Subject: Re: JFS
To: Brian Gregor <bgregor@buphy.bu.edu>
From: Miles Nordin <carton@Ivy.NET>
List: current-users
Date: 02/04/2000 14:46:48
On Thu, 3 Feb 2000, Brian Gregor wrote:

> Does anyone know how JFS compares with LFS in NetBSD?

JFS is (i think?) the ancestor of the Veritas filesystem, so it is in
practically every VendorUnix, and maybe even some releases of Netware--not
sure.

One cool thing about the AIX implementation is that you can shrink and
grow _mounted_ filesystems.  Depending on how much code they actually
release--this is always a huge issue with these little attention-hogging
annoucements--JFS could have some polished features LFS doesn't.

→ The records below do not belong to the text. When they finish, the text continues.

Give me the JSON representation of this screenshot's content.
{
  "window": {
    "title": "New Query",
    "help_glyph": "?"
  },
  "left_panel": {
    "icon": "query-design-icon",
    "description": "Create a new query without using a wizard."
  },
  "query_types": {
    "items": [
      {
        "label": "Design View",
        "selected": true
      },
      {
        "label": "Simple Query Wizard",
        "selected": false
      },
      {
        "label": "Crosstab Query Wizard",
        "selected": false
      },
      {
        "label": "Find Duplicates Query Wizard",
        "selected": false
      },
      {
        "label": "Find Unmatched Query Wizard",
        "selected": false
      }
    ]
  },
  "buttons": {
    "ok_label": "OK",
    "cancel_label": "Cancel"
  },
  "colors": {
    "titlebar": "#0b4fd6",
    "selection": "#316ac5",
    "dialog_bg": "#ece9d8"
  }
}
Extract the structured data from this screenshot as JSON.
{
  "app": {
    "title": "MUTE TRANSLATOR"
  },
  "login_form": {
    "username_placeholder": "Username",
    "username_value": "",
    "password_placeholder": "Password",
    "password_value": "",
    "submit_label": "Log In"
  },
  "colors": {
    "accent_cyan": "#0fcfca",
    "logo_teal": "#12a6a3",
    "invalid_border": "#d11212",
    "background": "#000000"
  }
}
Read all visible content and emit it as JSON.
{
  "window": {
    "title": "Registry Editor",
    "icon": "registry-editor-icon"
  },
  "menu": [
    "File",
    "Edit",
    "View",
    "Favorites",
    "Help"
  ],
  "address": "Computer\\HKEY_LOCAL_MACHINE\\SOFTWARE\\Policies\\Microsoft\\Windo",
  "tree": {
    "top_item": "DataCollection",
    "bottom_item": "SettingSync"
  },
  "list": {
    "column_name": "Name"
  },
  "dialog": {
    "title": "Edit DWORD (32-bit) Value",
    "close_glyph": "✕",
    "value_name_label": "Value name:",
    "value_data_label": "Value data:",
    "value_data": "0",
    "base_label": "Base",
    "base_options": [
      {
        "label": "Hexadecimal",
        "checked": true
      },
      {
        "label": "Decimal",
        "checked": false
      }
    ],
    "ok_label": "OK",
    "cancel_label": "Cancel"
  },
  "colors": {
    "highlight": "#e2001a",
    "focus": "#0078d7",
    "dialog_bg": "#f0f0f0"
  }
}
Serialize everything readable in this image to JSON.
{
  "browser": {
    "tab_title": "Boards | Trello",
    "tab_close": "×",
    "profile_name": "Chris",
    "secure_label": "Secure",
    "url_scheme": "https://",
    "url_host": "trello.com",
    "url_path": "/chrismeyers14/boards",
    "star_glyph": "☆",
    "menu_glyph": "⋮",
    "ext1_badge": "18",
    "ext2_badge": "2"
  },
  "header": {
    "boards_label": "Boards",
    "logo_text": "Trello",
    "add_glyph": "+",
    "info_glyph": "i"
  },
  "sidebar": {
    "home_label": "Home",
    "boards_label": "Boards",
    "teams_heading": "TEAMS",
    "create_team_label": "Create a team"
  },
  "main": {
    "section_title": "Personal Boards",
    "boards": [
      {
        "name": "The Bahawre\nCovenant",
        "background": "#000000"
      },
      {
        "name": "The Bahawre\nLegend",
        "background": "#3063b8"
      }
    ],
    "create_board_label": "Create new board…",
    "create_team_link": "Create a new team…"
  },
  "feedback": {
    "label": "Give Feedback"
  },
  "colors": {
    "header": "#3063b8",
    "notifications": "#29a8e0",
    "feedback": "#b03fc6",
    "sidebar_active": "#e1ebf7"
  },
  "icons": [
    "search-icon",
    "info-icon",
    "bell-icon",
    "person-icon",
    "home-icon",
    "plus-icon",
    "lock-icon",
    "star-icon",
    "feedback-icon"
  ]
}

I'd be willing to bet LFS is cleaner, smaller, and easier to maintain.  I
think this is a safe bet, knowing how code gets written inside big
companies, but I've never compared the two.  These are good things for LFS
because it means LFS is in a better position to incorporate research ideas
and actually come out working than JFS is.  ex., one such idea:

 http://mail-index.netbsd.org/current-users/1999/05/24/0013.html

I haven't answered your question.  The old thread will tell you that LFS
is used in the NetApp, so this will give you some idea what
speed/reliability goals are attainable by the original LFS code, given a
bit of funded development on NetApp's part.  I think we're basically
``there'' ourselves thanks to Konrad Schroeder's work, but I'm not in a
great position to tell.  LFS is obviously good performance-wise.  I am not
aware of any technical liabilities of LFS that limits its performance, and
we discussed this extensively last May.  I'd be surprised to hear that JFS
beats it usefully, and it's likely JFS doesn't beat it at all.  But, once
we get to a certain point (where, I think, we're at, with LFS and
FFS-softupdates), squeezing for milliseconds gets to be silly and
uncreative.  Instead, it's worth more to implement RT filesystem
scheduling like the BeFS, support online contraction/expansion like JFS,
intelligently use RAID stripes like LFS, or tweak the cleaner, integrate
better with Coda, do snapshots for backup, invent some clever hooks for
lightweight (complex!) databases like the Sleepycat stuff, pursue
McKusick's latest crazy idea--that sort of thing.

My point is partly the same point I made when SGI hyped up their useless
release of XFS.  LFS is stylistically superior.  Maintaining corporate
code under our development model, with our developer-hour limitations, is
a bad idea.  Licensing (say, SCSL) can be FUD or it can be a mess.  These
bandwagon code releasers are all too often more distracting than useful,
and I'm always immediately suspicious of them even before I've got any
facts.  They make people think, ``hey, look!  free code!  we can just
[click] snap that in right here and gain five years on the so-called
`competing' free software projects,'' while in practice we get to sit back
and laugh while Linux tries to cram a spaghetti-shaped peg into a square
hole.

If you're wondering why I'm ``suspicious,'' see my (horribly rough)
thoughts on how NetBSD got the big shaft w.r.t. Java, in the midst of a
flurry of announcements ``we wrote this, we released this, we ported this
to that!'':

 http://www.cs.colorado.edu/~nordinm/assignments/

IBM, in case you haven't noticed, is up to their ears in this sort of
announcement these days.  and, no, the IBM JRE is not open-source.  AFAIK
it's not even you-get-to-see-the-source.  These JFS/XFS announcements cost
them nothing, and are littered with so many special cases and gotchya's as
to literally seem like they're laughing in our face.  Anyone know if XFS
was ever actually used by a single open-source project?  I know which one
would use it, if any, and AFAIK it didn't.